FIN. El cursor quedó ahí, junto a la última letra de esa palabra, parpadeando en un bucle imparable, igual que el latido de un corazón joven.
Dejó el ordenador encendido. Bebió agua para aplacar la sed de esa noche de verano, apagó la luz de la cocina y entró al dormitorio. El calor depositaba una fina capa de sudor en la espalda de ella. Seguía siendo tan bella como quince años atrás. Habían pasado juntos tantas cosas, tantos momentos duros y tantísimos otros llenos de felicidad, que eran ya un único ente, formaban un absoluto.

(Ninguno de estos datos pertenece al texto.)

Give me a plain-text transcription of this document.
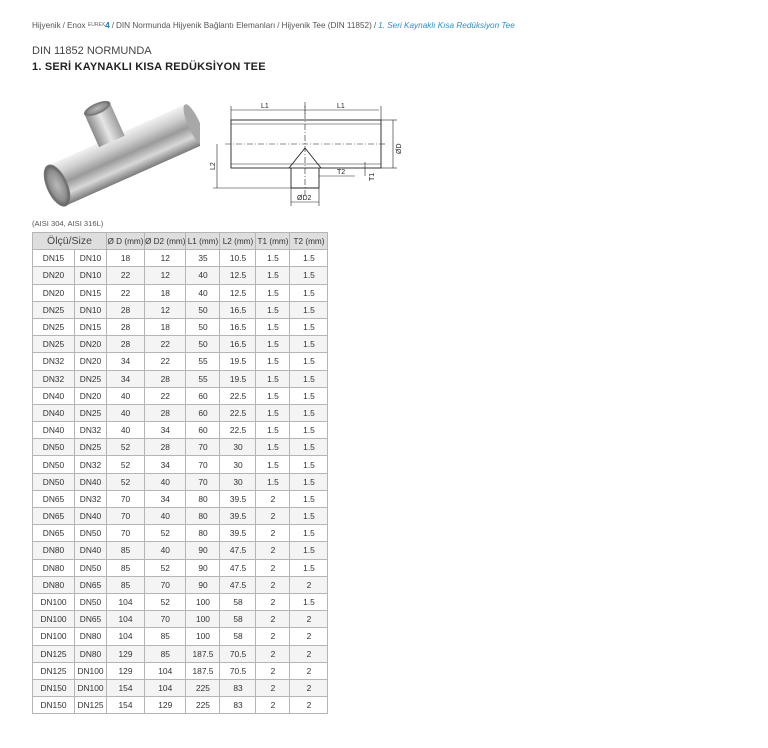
Hijyenik / Enox $^{EUREX}$4 / DIN Normunda Hijyenik Bağlantı Elemanları / Hijyenik Tee (DIN 11852) / 1. Seri Kaynaklı Kısa Redüksiyon Tee
DIN 11852 NORMUNDA
1. SERİ KAYNAKLI KISA REDÜKSİYON TEE
L1	L1
L2
ØD
ØD2
T2
T1
(AISI 304, AISI 316L)
Ölçü/Size		Ø D (mm)	Ø D2 (mm)	L1 (mm)	L2 (mm)	T1 (mm)	T2 (mm)
DN15	DN10	18	12	35	10.5	1.5	1.5
DN20	DN10	22	12	40	12.5	1.5	1.5
DN20	DN15	22	18	40	12.5	1.5	1.5
DN25	DN10	28	12	50	16.5	1.5	1.5
DN25	DN15	28	18	50	16.5	1.5	1.5
DN25	DN20	28	22	50	16.5	1.5	1.5
DN32	DN20	34	22	55	19.5	1.5	1.5
DN32	DN25	34	28	55	19.5	1.5	1.5
DN40	DN20	40	22	60	22.5	1.5	1.5
DN40	DN25	40	28	60	22.5	1.5	1.5
DN40	DN32	40	34	60	22.5	1.5	1.5
DN50	DN25	52	28	70	30	1.5	1.5
DN50	DN32	52	34	70	30	1.5	1.5
DN50	DN40	52	40	70	30	1.5	1.5
DN65	DN32	70	34	80	39.5	2	1.5
DN65	DN40	70	40	80	39.5	2	1.5
DN65	DN50	70	52	80	39.5	2	1.5
DN80	DN40	85	40	90	47.5	2	1.5
DN80	DN50	85	52	90	47.5	2	1.5
DN80	DN65	85	70	90	47.5	2	2
DN100	DN50	104	52	100	58	2	1.5
DN100	DN65	104	70	100	58	2	2
DN100	DN80	104	85	100	58	2	2
DN125	DN80	129	85	187.5	70.5	2	2
DN125	DN100	129	104	187.5	70.5	2	2
DN150	DN100	154	104	225	83	2	2
DN150	DN125	154	129	225	83	2	2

Pasó más de veinte minutos observándola, velando su sueño tranquilo y feliz, su placidez casi infantil, ajena a los peligros del mundo. Repasó de nuevo la carta, esa que guardaba en el cajón de la mesita de noche desde hacía semanas. La dobló minuciosamente, en cuatro partes perfectas y limpias. Abrió el armario, se puso una camisa limpia e introdujo la carta en el bolsillo, en el pecho, junto ese músculo que bombeaba de manera irregular y acelerada. Miró con ojos acuosos el cuerpo desnudo de ella, de nuevo, por última vez.
Salió de la habitación con paso decidido. Antes de salir de casa miró el ordenador, faltaba algo. Sintió una leve convulsión y el ya familiar pinchazo en el centro de la frente. Todo iba demasiada rápido, el diagnóstico consignado en la carta junto a su pecho no se equivocaba. Movió el ratón y se activó la pantalla del ordenador. Colocó el cursor junto a la palabra FIN. Puso el punto y final.
Ahora ya estaba completo el relato. Salió por la puerta de la calle, con paso apresurado, sin mirar atrás.